Thereby, a lithium ion secondary battery (sample 1) having a battery capacity of 4 Ah was constructed.

<Sample 2>
A lithium ion secondary battery (as in sample 1), except that the width of the central strip region B where the negative electrode paste B is applied is 8 mm, and the width of the region A where the negative electrode paste A is applied on both sides is 46 mm. Sample 2) was constructed. The battery capacity of the lithium ion secondary battery of Sample 2 is 4 Ah.
<Sample 3>
A lithium ion secondary battery (as in sample 1), except that the width of the central strip region B to which the negative electrode paste B is applied is 10 mm and the width of the region A to which the negative electrode paste A is applied on both sides is 45 mm. Sample 3) was constructed. The battery capacity of the lithium ion secondary battery of Sample 3 is 4 Ah.
<Sample 4>
A lithium ion secondary battery (as in sample 1), except that the width of the central strip region B where the negative electrode paste B is applied is 12 mm, and the width of the region A where the negative electrode paste A is applied on both sides is 44 mm. Sample 4) was constructed. The battery capacity of the lithium ion secondary battery of Sample 4 is 4 Ah.
<Sample 5>
A lithium ion secondary battery (as in sample 1), except that the width of the central strip region B to which the negative electrode paste B is applied is 14 mm and the width of the region A to which the negative electrode paste A is applied on both sides is 43 mm. Sample 5) was constructed. The battery capacity of the lithium ion secondary battery of Sample 5 is 4 Ah.

<Sample 6>
A lithium ion secondary battery (Sample 6) was constructed in the same manner as Sample 3 except that LiBOB as an additive was not added to the non-aqueous electrolyte. The battery capacity of the lithium ion secondary battery of Sample 6 is 4 Ah.
<Sample 7>
The width of the negative electrode active material layer forming region is set to 120 mm, the width of the central band region B to which the negative electrode paste B is applied is set to 10 mm, and the width of the region A to which the negative electrode paste A is applied on both sides is set to 55 mm. In addition, a lithium ion secondary battery (Sample 7) was constructed in the same manner as Sample 3 except that the width of the positive electrode sheet was increased and the amount of the nonaqueous electrolyte was increased to 51 g. The battery capacity of the lithium ion secondary battery of Sample 7 is 4.8 Ah.
<Sample 8>
The width of the negative electrode active material layer forming region is 140 mm, the width of the central strip region B where the negative electrode paste B is applied is 10 mm, and the width of the region A where the negative electrode paste A is applied on both sides is 65 mm.
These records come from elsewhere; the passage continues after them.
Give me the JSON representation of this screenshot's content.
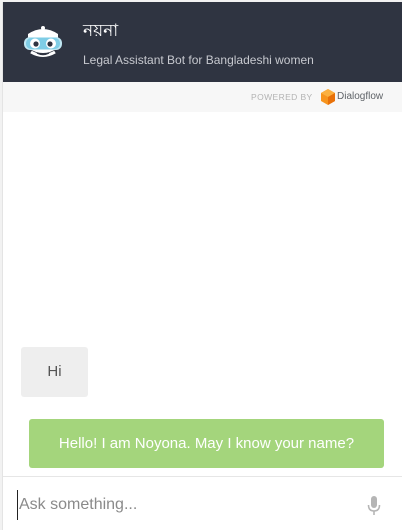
{
  "header": {
    "bot_name": "নয়না",
    "subtitle": "Legal Assistant Bot for Bangladeshi women",
    "avatar_icon": "robot-avatar-icon"
  },
  "powered_by": {
    "label": "POWERED BY",
    "brand": "Dialogflow",
    "logo_icon": "dialogflow-logo-icon",
    "logo_color": "#f7941d"
  },
  "messages": [
    {
      "sender": "user",
      "text": "Hi"
    },
    {
      "sender": "bot",
      "text": "Hello! I am Noyona. May I know your name?"
    }
  ],
  "input": {
    "placeholder": "Ask something...",
    "value": "",
    "mic_icon": "microphone-icon"
  },
  "colors": {
    "header_bg": "#2f3441",
    "bot_bubble": "#a4d57c",
    "user_bubble": "#eeeeee"
  }
}
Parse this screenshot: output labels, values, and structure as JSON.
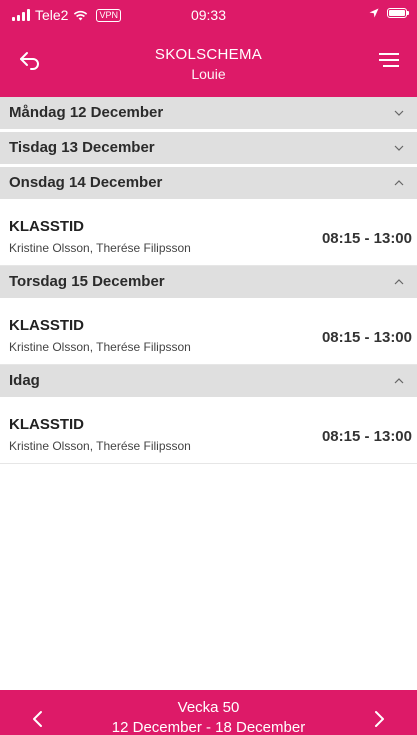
{
  "status_bar": {
    "carrier": "Tele2",
    "vpn_label": "VPN",
    "time": "09:33"
  },
  "nav": {
    "title": "SKOLSCHEMA",
    "subtitle": "Louie",
    "back_icon": "back-arrow-icon",
    "menu_icon": "hamburger-menu-icon"
  },
  "days": [
    {
      "label": "Måndag 12 December",
      "expanded": false,
      "lessons": []
    },
    {
      "label": "Tisdag 13 December",
      "expanded": false,
      "lessons": []
    },
    {
      "label": "Onsdag 14 December",
      "expanded": true,
      "lessons": [
        {
          "title": "KLASSTID",
          "teachers": "Kristine Olsson, Therése Filipsson",
          "time": "08:15 - 13:00"
        }
      ]
    },
    {
      "label": "Torsdag 15 December",
      "expanded": true,
      "lessons": [
        {
          "title": "KLASSTID",
          "teachers": "Kristine Olsson, Therése Filipsson",
          "time": "08:15 - 13:00"
        }
      ]
    },
    {
      "label": "Idag",
      "expanded": true,
      "lessons": [
        {
          "title": "KLASSTID",
          "teachers": "Kristine Olsson, Therése Filipsson",
          "time": "08:15 - 13:00"
        }
      ]
    }
  ],
  "footer": {
    "week": "Vecka 50",
    "range": "12 December - 18 December"
  },
  "colors": {
    "brand": "#dd1a68",
    "day_header_bg": "#dfdfdf"
  }
}
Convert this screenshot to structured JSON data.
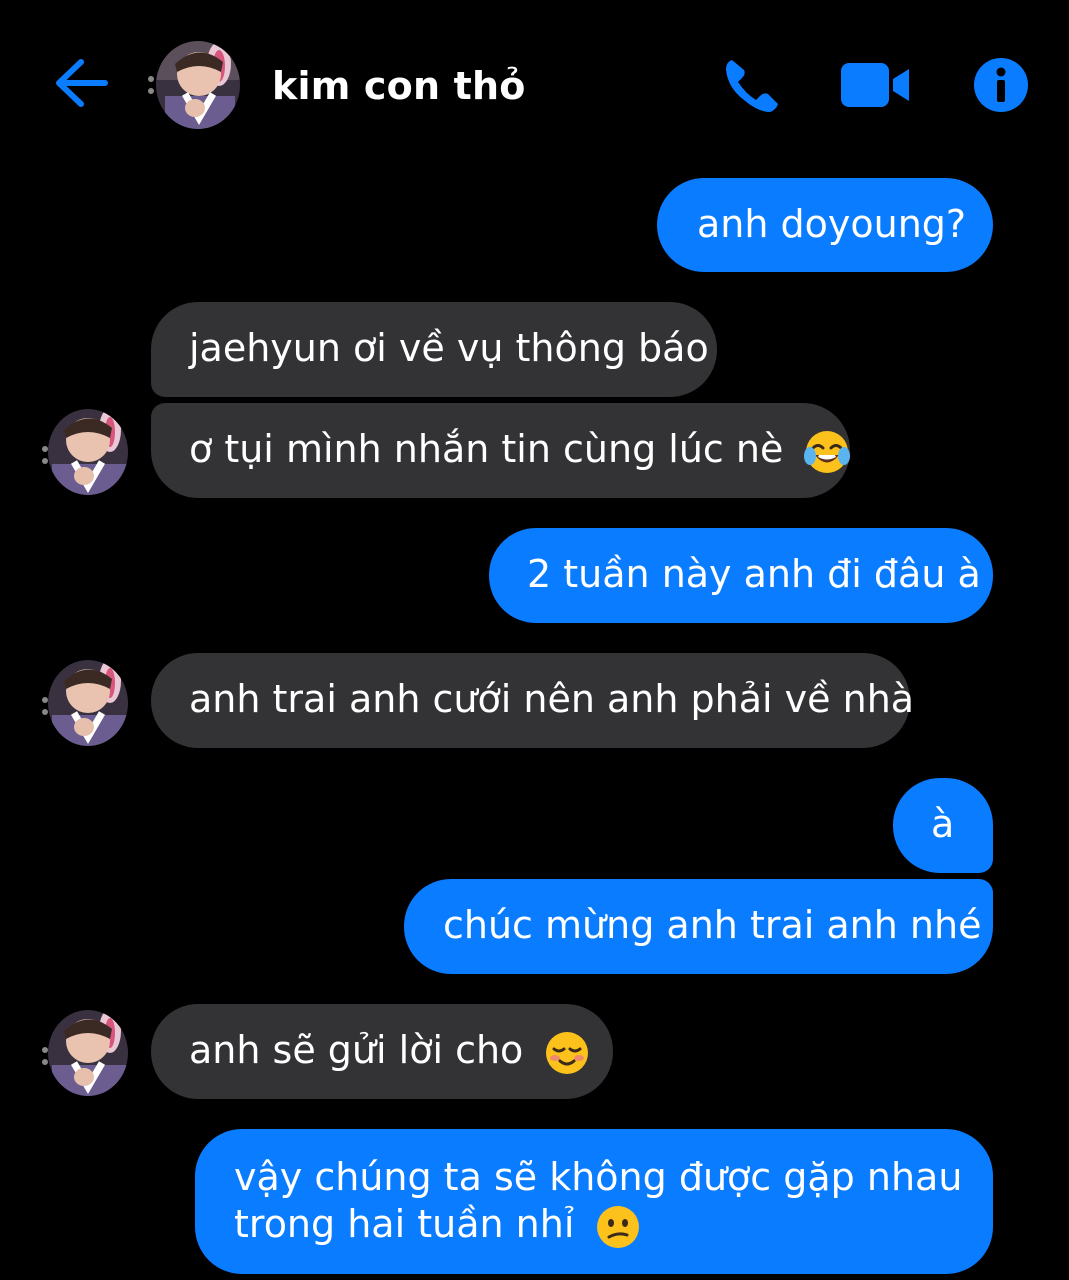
{
  "header": {
    "title": "kim con thỏ",
    "back_icon": "arrow-left-icon",
    "call_icon": "phone-icon",
    "video_icon": "video-camera-icon",
    "info_icon": "info-icon"
  },
  "colors": {
    "accent": "#0a7cff",
    "received_bubble": "#333336",
    "background": "#000000"
  },
  "messages": [
    {
      "from": "me",
      "text": "anh doyoung?"
    },
    {
      "from": "them",
      "text": "jaehyun ơi về vụ thông báo"
    },
    {
      "from": "them",
      "text": "ơ tụi mình nhắn tin cùng lúc nè",
      "emoji": "tears-of-joy-emoji"
    },
    {
      "from": "me",
      "text": "2 tuần này anh đi đâu à"
    },
    {
      "from": "them",
      "text": "anh trai anh cưới nên anh phải về nhà"
    },
    {
      "from": "me",
      "text": "à"
    },
    {
      "from": "me",
      "text": "chúc mừng anh trai anh nhé"
    },
    {
      "from": "them",
      "text": "anh sẽ gửi lời cho",
      "emoji": "smiling-blushing-emoji"
    },
    {
      "from": "me",
      "text_line1": "vậy chúng ta sẽ không được gặp nhau",
      "text_line2": "trong hai tuần nhỉ",
      "emoji": "confused-face-emoji"
    }
  ]
}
In addition, a lithium ion secondary battery (Sample 8) was constructed in the same manner as Sample 3 except that the width of the positive electrode sheet was increased and the amount of the non-aqueous electrolyte was changed to 57 g. The battery capacity of the lithium ion secondary battery of Sample 8 is 5.6 Ah.

<Sample 9>
The same as Sample 3 except that the entire negative electrode active material layer forming region was formed with a coating width of 100 mm using only the negative electrode paste B, and the concentration of LiBOB added to the non-aqueous electrolyte was increased to 0.1 mol / L. Thus, a lithium ion secondary battery (Sample 9) was constructed. The battery capacity of the lithium ion secondary battery of Sample 9 is 4 Ah.
<Sample 10>
A lithium ion secondary battery (Sample 10) was constructed in the same manner as Sample 3 except that only the negative electrode paste A was used to form the entire negative electrode active material layer formation region with a coating width of 100 mm. The battery capacity of the lithium ion secondary battery of Sample 10 is 4 Ah.
<Sample 11>
The entire negative electrode active material layer formation region was formed with a coating width of 100 mm using only the negative electrode paste A, and in the same manner as in Sample 3, except that LiBOB as an additive was not added to the nonaqueous electrolytic solution. A lithium ion secondary battery (Sample 11) was constructed. The battery capacity of the lithium ion secondary battery of Sample 11 is 4 Ah.

<Sample 12>
Same as sample 3, except that the amount of LiBOB blended in the negative electrode paste B was reduced to 1 part by mass with respect to 100 parts by mass of the above C: and the concentration of LiBOB added to the non-aqueous electrolyte was reduced to 0.01 mol / L Thus, a lithium ion secondary battery (sample 12) was constructed. The battery capacity of the lithium ion secondary battery of Sample 12 is 4 Ah.
<Sample 13>
A lithium ion secondary battery was prepared in the same manner as in Sample 3, except that the LiBOB amount added to the negative electrode paste B was increased to 10 parts by mass and the concentration of LiBOB added to the non-aqueous electrolyte was increased to 0.1 mol / L. (Sample 13) was constructed. The battery capacity of the lithium ion secondary battery of Sample 13 is 4 Ah.
<Sample 14>
Lithium ion secondary battery was performed in the same manner as Sample 3, except that the LiBOB amount added to the negative electrode paste B was increased to 15 parts by mass and the concentration of LiBOB added to the non-aqueous electrolyte was increased to 0.15 mol / L. (Sample 14) was constructed. The battery capacity of the lithium ion secondary battery of Sample 14 is 4 Ah.

[Evaluation]
(Evaluation of film formation by activation process)
The batteries of Samples 1 to 6 and 9 to 14 constructed as described above were activated according to the following procedure after 6 hours from the injection of the nonaqueous electrolytic solution.
(1) A constant current charge (CC charge) is performed up to 4.1 V at a rate of 4A (1C), and an initial charge is performed.
(2) Store in a constant temperature bath at 60 ° C. for 1 week with the initial charging state.
(3) Constant voltage charging (CV charging) is performed until the current reaches 0.1 A at 4.1 V.
In addition, for the batteries of Samples 7 and 8, in order to make the current amount per unit area equal to that of the other samples, the charge / discharge rates were set to 4.8 A and 5.6 A, respectively, and the above procedures (1) to (3) The activation process was performed.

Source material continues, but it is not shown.